In 2012, the plaintiffs and others commenced an arbitration against the Kingdom of Lesotho under Annex 1 of the Southern African Development Community (‘SADC’) Protocol on Finance and Investment. The arbitration concerned alleged breaches by Lesotho of obligations under the Treaty of the SADC and related protocols. The arbitration was administered by the Permanent Court of Arbitration and was seated in Singapore.

In 2016, the tribunal issued a partial final award on jurisdiction and merits, and thereafter a final Award on costs, in favour of the plaintiffs.

Lesotho applied to the High Court of Singapore to have the award on jurisdiction and merits set aside on the basis that the tribunal did not have jurisdiction over the claims in the arbitration. Following the hearing of Lesotho’s setting aside application, but prior to the handing down of judgment, the plaintiffs applied to enforce the award on costs in Singapore.

Under Singapore law, a party seeking to enforce an arbitral award must apply for an order granting leave to enforce the award (‘leave order’), and then serve the leave order on the respondent. The award may be enforced after the expiry of the prescribed period following service or, if the respondent applies to set aside the order within that period, after the application is finally disposed of.

Having obtained leave, the plaintiffs attempted to serve the leave order on Lesotho by service on its solicitors in the arbitration and in the pending setting aside proceedings in Singapore. Both sets of solicitors refused to accept service, and the plaintiffs applied for an order permitting substituted service of the leave order on Lesotho’s solicitors.

At first instance, Assistant Registrar Shaun Pereira rejected the plaintiffs’ application ([2017] SGHCR 2). On appeal, the matter came before Kannan Ramesh J, who had also heard the setting aside application earlier.

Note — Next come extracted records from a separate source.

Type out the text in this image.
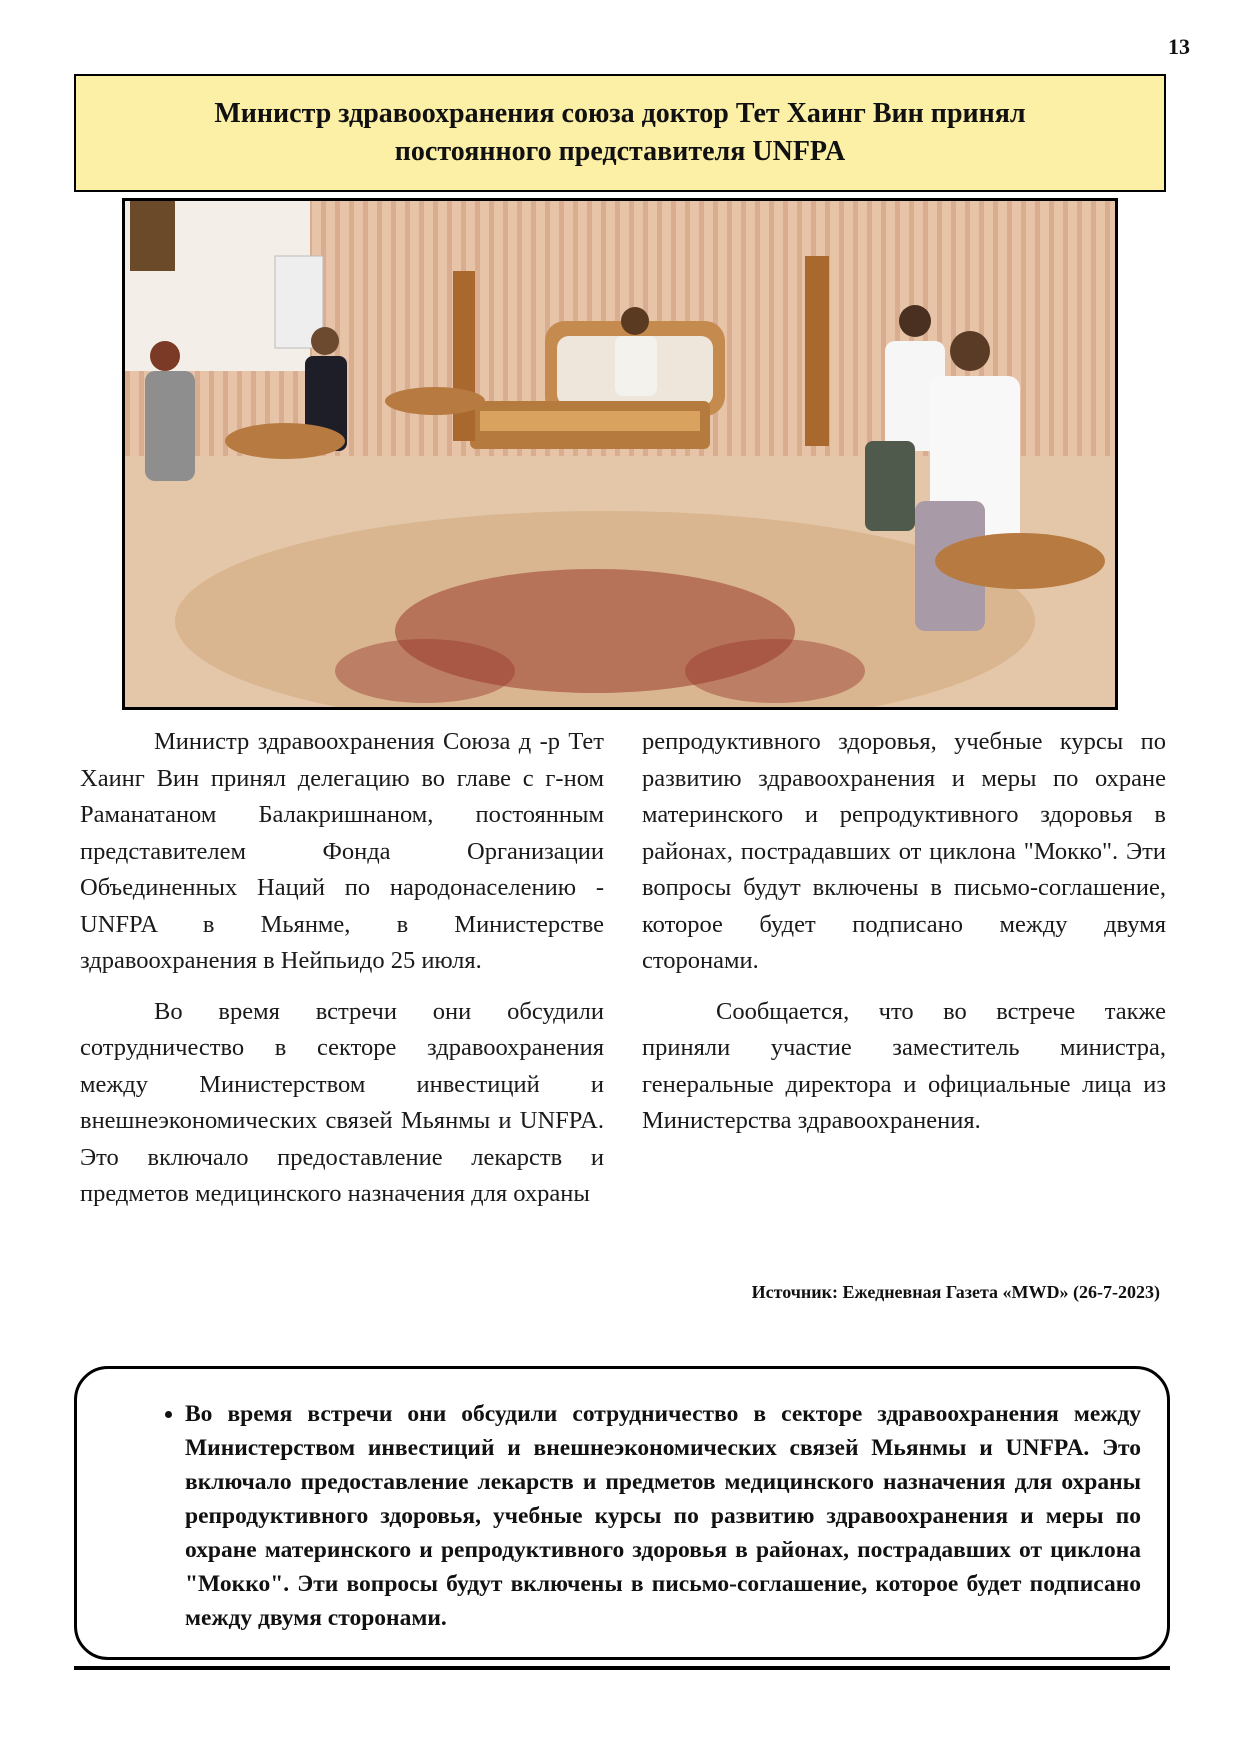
13
Министр здравоохранения союза доктор Тет Хаинг Вин принял постоянного представителя UNFPA

Министр здравоохранения Союза д -р Тет Хаинг Вин принял делегацию во главе с г-ном Раманатаном Балакришнаном, постоянным представителем Фонда Организации Объединенных Наций по народонаселению - UNFPA в Мьянме, в Министерстве здравоохранения в Нейпьидо 25 июля.

Во время встречи они обсудили сотрудничество в секторе здравоохранения между Министерством инвестиций и внешнеэкономических связей Мьянмы и UNFPA. Это включало предоставление лекарств и предметов медицинского назначения для охраны

репродуктивного здоровья, учебные курсы по развитию здравоохранения и меры по охране материнского и репродуктивного здоровья в районах, пострадавших от циклона "Мокко". Эти вопросы будут включены в письмо-соглашение, которое будет подписано между двумя сторонами.

Сообщается, что во встрече также приняли участие заместитель министра, генеральные директора и официальные лица из Министерства здравоохранения.

Источник: Ежедневная Газета «MWD» (26-7-2023)
• Во время встречи они обсудили сотрудничество в секторе здравоохранения между Министерством инвестиций и внешнеэкономических связей Мьянмы и UNFPA. Это включало предоставление лекарств и предметов медицинского назначения для охраны репродуктивного здоровья, учебные курсы по развитию здравоохранения и меры по охране материнского и репродуктивного здоровья в районах, пострадавших от циклона "Мокко". Эти вопросы будут включены в письмо-соглашение, которое будет подписано между двумя сторонами.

In his landmark judgment ([2017] SGHC 104), Kannan Ramesh J agreed with AR Pereira’s decision and held that service on a foreign State of an order granting leave to enforce an arbitral award must be effected in accordance with Section 14 of Singapore’s State Immunity Act (Cap 313, 2014 Rev Ed) (the ‘Act’).

Section 14(1) of the Act provides as follows:

[A]ny writ or other document required to be served for instituting proceedings against a State shall be served by being transmitted through the Ministry of Foreign Affairs, Singapore, to the ministry of foreign affairs of that State, and service shall be deemed to have been effected when the writ or document is received at that ministry.

Section 14(2) provides that any time for entering an appearance begins to run two months after the document is so received.

Kannan Ramesh J observed that Section 14 of the Act was in materially the same terms as Section 12 of the UK’s State Immunity Act 1978, and that the position in the UK, as decided in Norsk Hydro ASA v State Property Fund of Ukraine and others ([2002] EWHC 2120 (Comm)), was that service on a State of an order granting permission to enforce an arbitral award must comply with the statutory procedure. He concluded that this was also the position in Singapore. In his view, the enforcement proceedings instituted by the plaintiffs were distinct, and the leave order was the document which was required to be served to institute the proceedings. As the plaintiffs had not complied with Section 14, their appeal was dismissed.

Separately, Kannan Ramesh J also clarified that Section 14 of the Act applied to service of process on States in general, notwithstanding any arguments of state immunity that may be made in the substantive application.


The Singapore Rules of Court (Cap. 322, R 5, 2014 Ed., in particular Order 69A Rule 6), previously left room for doubt as to the procedure for service of a leave order on a State. This decision has now made it clear that the relevant procedure is to be found in Section 14 of the Act, which must be complied with. The certainty in this regard is to be welcomed, and it is hoped that the necessary amendments will be made to the Rules of Court following this decision.

That said, investors seeking to enforce their hard-earned awards against a State may question whether these strict rules on service are truly necessary or appropriate. In practice, service through diplomatic routes may take months to achieve, with the investor having little control or visibility over the process. Service by registered post on the State’s Ministry of Foreign Affairs would inevitably be quicker, and serve the same objective of bringing the document to the notice of the person to be served. Further, it is doubtful whether diplomatic sensibilities would genuinely be offended merely because the document is sent through regular postal channels. Indeed, if an investor is permitted to commence an arbitration against the State by serving the Notice of Arbitration on the State directly (e.g. under the UNCITRAL Rules), it is hard to see how any greater offence would be caused by serving the necessary documents for enforcement of the resulting award in the same way.

It remains to be seen whether, in light of these considerations, Singapore and other jurisdictions will take a more liberal approach to service of leave orders on States.